- Caminhoneiros de várias regiões anunciam paralisação nacional a partir de quinta-feira, 19 de março, em protesto contra o aumento do diesel divulgado pela Petrobras no dia 13 de março.
- A mobilização foi comunicada por Wallace Landim, o Chorão, presidente da Associação Brasileira dos Condutores de Veículos Automotores (Abrava) e não tem caráter político, segundo ele.
- Landim afirmou que o movimento é por sobrevivência, pois os caminhoneiros continuam trabalhando sem remuneração suficiente para cobrir custos operacionais.

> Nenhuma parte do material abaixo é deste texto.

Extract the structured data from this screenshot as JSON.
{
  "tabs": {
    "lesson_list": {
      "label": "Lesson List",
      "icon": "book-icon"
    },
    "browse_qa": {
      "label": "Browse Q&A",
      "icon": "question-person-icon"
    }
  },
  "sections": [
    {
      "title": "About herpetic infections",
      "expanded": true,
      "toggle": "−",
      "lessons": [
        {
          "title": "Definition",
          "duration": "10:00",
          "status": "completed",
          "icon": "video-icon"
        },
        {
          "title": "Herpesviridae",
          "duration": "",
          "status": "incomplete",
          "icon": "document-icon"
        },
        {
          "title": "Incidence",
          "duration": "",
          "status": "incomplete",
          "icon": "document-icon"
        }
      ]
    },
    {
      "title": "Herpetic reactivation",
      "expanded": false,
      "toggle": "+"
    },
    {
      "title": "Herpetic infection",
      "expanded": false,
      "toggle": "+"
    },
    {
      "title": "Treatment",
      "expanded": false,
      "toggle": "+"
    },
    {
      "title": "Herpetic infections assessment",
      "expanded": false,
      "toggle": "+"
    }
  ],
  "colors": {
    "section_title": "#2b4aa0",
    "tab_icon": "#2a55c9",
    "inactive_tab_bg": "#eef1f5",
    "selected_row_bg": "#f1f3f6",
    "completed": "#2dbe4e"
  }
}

- Lula anunciou suspensão de PIS e Cofins e um programa de subvenção ao diesel, mas, segundo a Abrava, as medidas não atendem às demandas da categoria.
- A paralisação mantém a base do movimento de 2018, com reivindicações como planilha de custo mínimo e isenção do caminhão vazio, em contexto de tensões no Oriente Médio que afetam o abastecimento de petróleo.
Caminhoneiros de várias regiões confirmaram uma paralisação nacional a partir desta quinta-feira, 19 de março. A mobilização é uma resposta ao aumento no valor do diesel anunciado pela Petrobras na sexta-feira, 13 de março. A informação foi divulgada por Wallace Landim, o Chorão, presidente da Abrava.
Segundo Landim, o movimento não possui caráter político, mas visa assegurar a sobrevivência da categoria. Ele afirmou que os caminhoneiros enfrentam custos operacionais elevados e que o dinheiro não cobre o custo real do serviço. A paralisação mantém a base do movimento de 2018, segundo o dirigente.
A paralisação envolve caminhoneiros de diferentes estados e deve impactar o abastecimento em trechos de rodovias federais e regionais. A medida surge após medidas anunciadas pelo presidente Lula, que suspendeu PIS e Cofins sobre combustíveis e anunciou um programa de subvenção ao diesel. Mesmo assim, a Abrava avalia que as ações não atendem às demandas.
Contexto e desdobramentos
O reajuste de preços ocorre num cenário internacional marcado por tensões no Oriente Médio, com o tráfego de navios petroleiros no Estreito de Ormuz sob pressão. A região representa cerca de 20% do petróleo comercializado mundialmente, o que agrava a volatilidade dos preços internacionais.
Demanda da categoria
Entre as reivindicações estão a adoção de uma planilha de custo mínimo e a isenção de cobrança do caminhão vazio. A liderança da Abrava afirma manter o foco em proteger a categoria e sustentar as condições de operação dos motoristas.